Author of How We Age and leading gerontologist Marc Agronin presents a hopeful model of aging supported by scientific research and his own experience--a guide to understanding how we can make the journey better.
In his last book, How We Age, Dr. Marc Agronin wrote passionately about how we need to place greater value on our elders and hope for a better old age, even in the throes of illness and dementia. But he doesn't want us to simply gaze at the holiness of old age, nor does he want us searching for some magical Fountain of Youth that doesn't exist now and won't exist in the foreseeable future. Nearly every other book on the market takes these approaches, and the messages are predictable, tiresome, and largely untrue.

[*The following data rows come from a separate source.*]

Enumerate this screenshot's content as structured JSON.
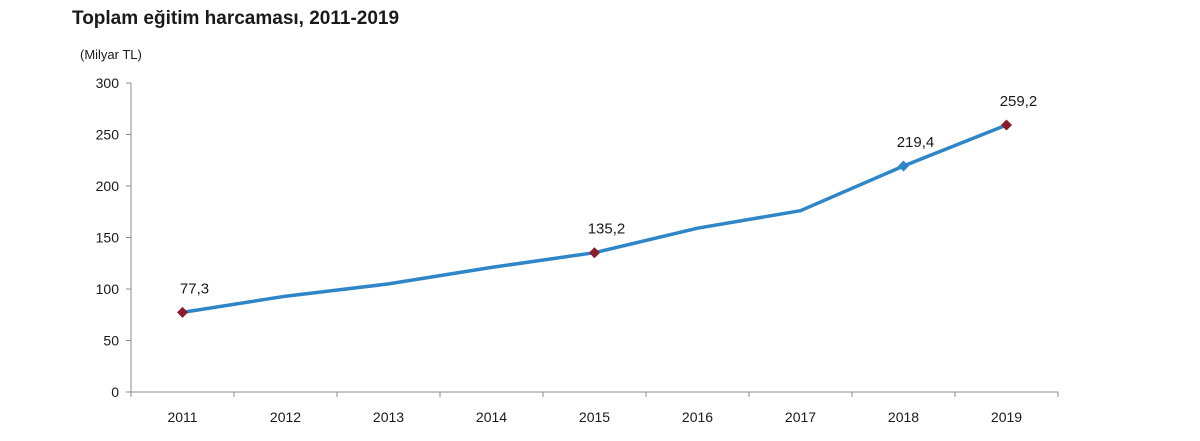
{
  "chart_data": {
    "type": "line",
    "title": "Toplam eğitim harcaması, 2011-2019",
    "ylabel": "(Milyar TL)",
    "xlabel": "",
    "categories": [
      "2011",
      "2012",
      "2013",
      "2014",
      "2015",
      "2016",
      "2017",
      "2018",
      "2019"
    ],
    "series": [
      {
        "values": [
          77.3,
          93,
          105,
          121,
          135.2,
          159,
          176,
          219.4,
          259.2
        ],
        "color": "#2e86c8"
      }
    ],
    "data_labels": [
      {
        "index": 0,
        "text": "77,3"
      },
      {
        "index": 4,
        "text": "135,2"
      },
      {
        "index": 7,
        "text": "219,4"
      },
      {
        "index": 8,
        "text": "259,2"
      }
    ],
    "markers": [
      {
        "index": 0,
        "color": "#8b1a2b"
      },
      {
        "index": 4,
        "color": "#8b1a2b"
      },
      {
        "index": 7,
        "color": "#2e86c8"
      },
      {
        "index": 8,
        "color": "#8b1a2b"
      }
    ],
    "ylim": [
      0,
      300
    ],
    "yticks": [
      0,
      50,
      100,
      150,
      200,
      250,
      300
    ],
    "grid": false,
    "legend": "none"
  }
}
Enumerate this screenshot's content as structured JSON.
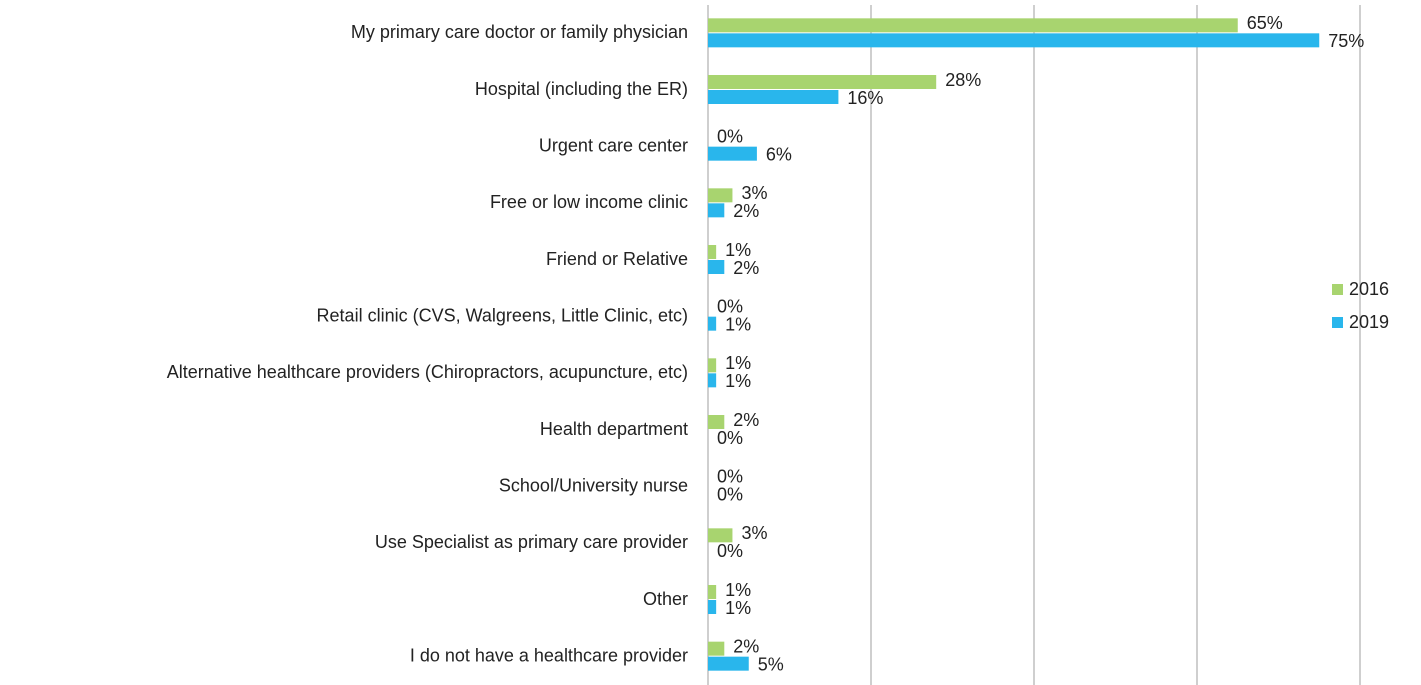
{
  "chart_data": {
    "type": "bar",
    "orientation": "horizontal",
    "categories": [
      "My primary care doctor or family physician",
      "Hospital (including the ER)",
      "Urgent care center",
      "Free or low income clinic",
      "Friend or Relative",
      "Retail clinic (CVS, Walgreens, Little Clinic, etc)",
      "Alternative healthcare providers (Chiropractors, acupuncture, etc)",
      "Health department",
      "School/University nurse",
      "Use Specialist as primary care provider",
      "Other",
      "I do not have a healthcare provider"
    ],
    "series": [
      {
        "name": "2016",
        "color": "#a8d46f",
        "values": [
          65,
          28,
          0,
          3,
          1,
          0,
          1,
          2,
          0,
          3,
          1,
          2
        ],
        "value_labels": [
          "65%",
          "28%",
          "0%",
          "3%",
          "1%",
          "0%",
          "1%",
          "2%",
          "0%",
          "3%",
          "1%",
          "2%"
        ]
      },
      {
        "name": "2019",
        "color": "#29b6ec",
        "values": [
          75,
          16,
          6,
          2,
          2,
          1,
          1,
          0,
          0,
          0,
          1,
          5
        ],
        "value_labels": [
          "75%",
          "16%",
          "6%",
          "2%",
          "2%",
          "1%",
          "1%",
          "0%",
          "0%",
          "0%",
          "1%",
          "5%"
        ]
      }
    ],
    "xlim": [
      0,
      80
    ],
    "xticks": [
      0,
      20,
      40,
      60,
      80
    ],
    "grid": true,
    "legend": "right"
  }
}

At the Miami Jewish Health System (MJHS), Agronin sees both the sickest and the healthiest of seniors, what works and what doesn't. Many authors can talk about aging from their particular vantage points, but Agronin is on the front lines as he counsels and treats elderly individuals and their families and friends on a daily basis. All of the latest scientific research combined with Agronin's first-hand experience can be distilled into a simple and yet unheard of formula: age is the solution and not the problem for many late-life changes and challenges. This approach stops looking at aging as an implacable enemy, as most other books on aging do, but casts it instead as a potential developmental force for enhancing well-being, meaning, and longevity.
Agronin presents readers with a model of aging that can help them understand all of these changes. It is based on two novel concepts: age points, which describe the key life transitions that come with age and teach us how to age better; and age culture, the product of a rich and diversified aging life. These concepts are sustained by the cognitive and spiritual reserve we build up with age, the resilience that guides us through stress and tragedy, and the ability to renew and re-inventourselves in a changing world.
At the same time, we cannot forget the so-called "9th stage" of life as first defined by Erik and Joan Erikson, encompassing those aged individuals beset by severe physical and cognitive loss or disease who are typically left out of most models of aging. Even in the throes of seemingly overwhelming circumstances, it is possible to make life meaningful, purposeful, and, if all else fails, comfortable.
Many of the strengths of aging come automatically, while the takeaways must be actively pursued. Either way, a reckoning of these factors can yield the end of old age as we typically conceive of it, where aging trumps old and we experience genuine and enriched lives with struggles and triumphs, losses and gifts, but with renewed opportunities for us and our loved ones. The End of Old Age provides an action plan for readers to begin recognizing and harnessing the power of their own age points to create the most meaningful and joyful age cultures possible.